PLA2 and TRPV4 channels regulate endothelial calcium in cerebral arteries

We previously demonstrated that endothelium-derived hyperpolarizing factor (EDHF)-mediated dilations in cerebral arteries are significantly reduced by inhibitors of PLA(2). In this study we examined possible mechanisms by which PLA(2) regulates endothelium-dependent dilation, specifically whether PLA(2) is involved in endothelial Ca2+ regulation through stimulation of TRPV4 channels. Studies were carried out with middle cerebral arteries (MCA) or freshly isolated MCA endothelial cells (EC) of male Long-Evans rats. Nitro-L-arginine methyl ester (L-NAME) and indomethacin were present throughout.

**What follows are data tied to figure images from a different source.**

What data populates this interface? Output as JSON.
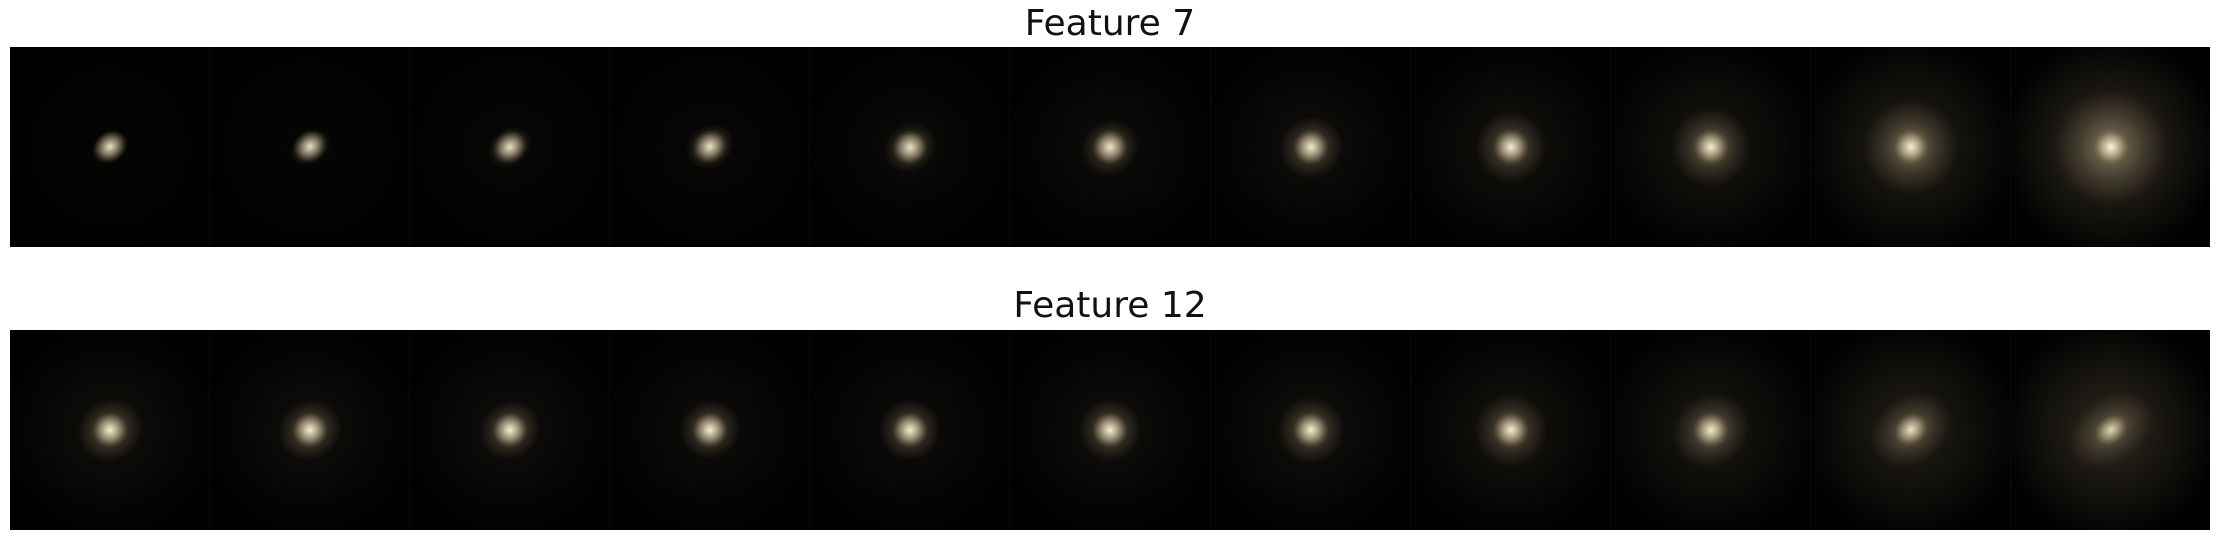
{
  "rows": [
    {
      "title": "Feature 7",
      "frames": [
        {
          "halo": 0.05,
          "spread": 0.2,
          "brightness": 0.85,
          "elong": 1.3
        },
        {
          "halo": 0.06,
          "spread": 0.22,
          "brightness": 0.85,
          "elong": 1.3
        },
        {
          "halo": 0.07,
          "spread": 0.24,
          "brightness": 0.86,
          "elong": 1.25
        },
        {
          "halo": 0.08,
          "spread": 0.26,
          "brightness": 0.87,
          "elong": 1.2
        },
        {
          "halo": 0.1,
          "spread": 0.28,
          "brightness": 0.88,
          "elong": 1.15
        },
        {
          "halo": 0.12,
          "spread": 0.3,
          "brightness": 0.9,
          "elong": 1.1
        },
        {
          "halo": 0.14,
          "spread": 0.33,
          "brightness": 0.92,
          "elong": 1.05
        },
        {
          "halo": 0.18,
          "spread": 0.36,
          "brightness": 0.94,
          "elong": 1.0
        },
        {
          "halo": 0.22,
          "spread": 0.4,
          "brightness": 0.95,
          "elong": 1.0
        },
        {
          "halo": 0.32,
          "spread": 0.48,
          "brightness": 0.97,
          "elong": 1.0
        },
        {
          "halo": 0.45,
          "spread": 0.58,
          "brightness": 1.0,
          "elong": 1.0
        }
      ]
    },
    {
      "title": "Feature 12",
      "frames": [
        {
          "halo": 0.16,
          "spread": 0.34,
          "brightness": 0.95,
          "elong": 1.1
        },
        {
          "halo": 0.15,
          "spread": 0.33,
          "brightness": 0.95,
          "elong": 1.1
        },
        {
          "halo": 0.14,
          "spread": 0.32,
          "brightness": 0.95,
          "elong": 1.1
        },
        {
          "halo": 0.13,
          "spread": 0.31,
          "brightness": 0.95,
          "elong": 1.05
        },
        {
          "halo": 0.13,
          "spread": 0.31,
          "brightness": 0.95,
          "elong": 1.0
        },
        {
          "halo": 0.14,
          "spread": 0.32,
          "brightness": 0.95,
          "elong": 1.0
        },
        {
          "halo": 0.16,
          "spread": 0.34,
          "brightness": 0.95,
          "elong": 1.0
        },
        {
          "halo": 0.19,
          "spread": 0.37,
          "brightness": 0.94,
          "elong": 1.0
        },
        {
          "halo": 0.24,
          "spread": 0.4,
          "brightness": 0.93,
          "elong": 1.1
        },
        {
          "halo": 0.32,
          "spread": 0.44,
          "brightness": 0.88,
          "elong": 1.3
        },
        {
          "halo": 0.4,
          "spread": 0.48,
          "brightness": 0.8,
          "elong": 1.45
        }
      ]
    }
  ],
  "colors": {
    "background": "#000000",
    "glow": "#c9b48a",
    "core": "#fff4d6"
  }
}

In pressurized MCA, luminally delivered UTP produced increased EC intracellular Ca2+ concentration ([Ca2+](i)) and MCA dilation. Incubation with PACOCF(3), a PLA(2) inhibitor, significantly reduced both EC [Ca2+](i) and dilation responses to UTP. EC [Ca2+](i) was also partially reduced by a transient receptor potential vanilloid (TRPV) channel blocker, ruthenium red. Manganese quenching experiments demonstrated Ca2+ influx across the luminal and abluminal face of the endothelium in response to UTP. Interestingly, PLA(2)-sensitive Ca2+ influx occurred primarily across the abluminal face. Luminal application of arachidonic acid, the primary product of PLA(2) and a demonstrated activator of certain TRPV channels, increased both EC [Ca2+](i) and MCA diameter. TRPV4 mRNA and protein was demonstrated in the endothelium by RT-PCR and immunofluorescence, respectively. Finally, application of 4 alpha-phorbol 12,13-didecanoate (4 alpha PDD), a TRPV4 channel activator, produced an increase in EC [Ca2+](i) that was significantly reduced in the presence of ruthenium red. We conclude that PLA(2) is involved in EC Ca2+ regulation through its regulation of TRPV4 channels. Furthermore, the PLA(2)-sensitive component of Ca2+ influx may be polarized to the abluminal face of the endothelium.